Usually we understand narcissism as a kind of arrogance or superiority. But there is another side to this, which is the ‘I’m the lowest of the low’ form of narcissism. 

 Of course, I believe we can all show these narcissistic traits to some degree, but for some people they seem to be deeply embedded ways of relating to the world and can cause major problems in relationships.

 Many people swing between the superior/inferior expressions of narcissism, either feeling like they are better than everyone else or worse. 

The more obviously grandiose form of narcissism is often easier to spot.

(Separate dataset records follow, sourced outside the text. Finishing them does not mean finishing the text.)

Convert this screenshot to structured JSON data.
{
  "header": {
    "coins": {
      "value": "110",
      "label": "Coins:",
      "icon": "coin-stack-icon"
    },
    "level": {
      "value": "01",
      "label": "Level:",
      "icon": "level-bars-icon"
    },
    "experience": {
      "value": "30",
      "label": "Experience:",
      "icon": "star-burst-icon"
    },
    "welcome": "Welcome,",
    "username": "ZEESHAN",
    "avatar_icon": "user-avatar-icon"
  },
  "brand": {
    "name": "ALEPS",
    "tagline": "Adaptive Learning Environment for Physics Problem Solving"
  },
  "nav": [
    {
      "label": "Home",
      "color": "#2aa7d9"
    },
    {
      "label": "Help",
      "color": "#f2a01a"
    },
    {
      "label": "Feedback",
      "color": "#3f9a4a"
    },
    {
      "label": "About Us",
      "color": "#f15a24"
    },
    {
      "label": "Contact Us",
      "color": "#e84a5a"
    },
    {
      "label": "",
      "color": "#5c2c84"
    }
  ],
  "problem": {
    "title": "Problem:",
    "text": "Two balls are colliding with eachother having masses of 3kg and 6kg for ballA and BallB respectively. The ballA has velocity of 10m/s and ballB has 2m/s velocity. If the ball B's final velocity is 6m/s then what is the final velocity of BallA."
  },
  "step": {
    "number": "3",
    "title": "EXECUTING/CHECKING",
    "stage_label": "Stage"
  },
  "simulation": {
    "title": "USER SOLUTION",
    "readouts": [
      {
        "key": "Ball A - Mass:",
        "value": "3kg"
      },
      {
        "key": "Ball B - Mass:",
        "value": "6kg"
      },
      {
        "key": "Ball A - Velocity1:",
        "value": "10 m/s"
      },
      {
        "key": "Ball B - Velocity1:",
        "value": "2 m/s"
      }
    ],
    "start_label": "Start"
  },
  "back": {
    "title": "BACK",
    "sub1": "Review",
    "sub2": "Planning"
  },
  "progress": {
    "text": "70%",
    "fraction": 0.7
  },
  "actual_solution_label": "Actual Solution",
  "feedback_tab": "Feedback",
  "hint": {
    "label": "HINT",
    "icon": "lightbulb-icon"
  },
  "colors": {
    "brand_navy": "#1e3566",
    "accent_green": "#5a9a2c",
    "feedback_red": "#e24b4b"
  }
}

Think of Donald Trump, David Brent from TV show the Office or Gilderoy Lockhart (Kenneth Branagh) from the Harry Potter films.

 These people, who are extremely sensitive to any criticism, are obsessed with winning, being admired and being in control. 

But someone who shows covert, or victim, narcissistic traits comes across very differently, at least on the surface. 

He or she may come across as vulnerable and we may want to help. But, unlike true vulnerability, the victim narcissist tends to push us away. We may find there is something irritating about the person, even though we can’t quite put our finger on why.

 Our irritation, frustration or finding it hard to truly empathise are clues that the person is behaving narcissistically. In effect, while they may seem vulnerable or in need of help, like the inflated narcissist ‘it is all about them’.

 In other words, while appearing to be self sacrificing, fragile, distressed or a victim, the individual makes every situation about themselves and may seek to get attention in a manipulative way. They may also find it hard to express anger or annoyance directly but instead do so, indirectly, in a passive-aggressive way.

 For these people it is often about feeling ‘special’ in their suffering and they portray the message that nobody else has things as bad as them. They also communicate a helplessness over their situation, so that any advice or offers of support somehow fail to really help. 

 Eeyore, the donkey from Winnie the Pooh, is a covert narcissist. Nothing ever goes well for him and  nobody else’s problems are as bad as his. 

 Like the more overtly controlling ‘alpha’ narcissists, victim narcissism is fuelled by an alienation from the self, a belief that we are not intrinsically worthy, which may stem from early emotional wounding. 

 In psychotherapy this covert narcissism can be explored, with the client helped to gradually value their own, deeper feelings and experience and to learn that it’s ok to feel and express anger. If they can connect to their genuine vulnerability and grieve what they missed out on as children, they can slowly allow themselves to connect more authentically with others.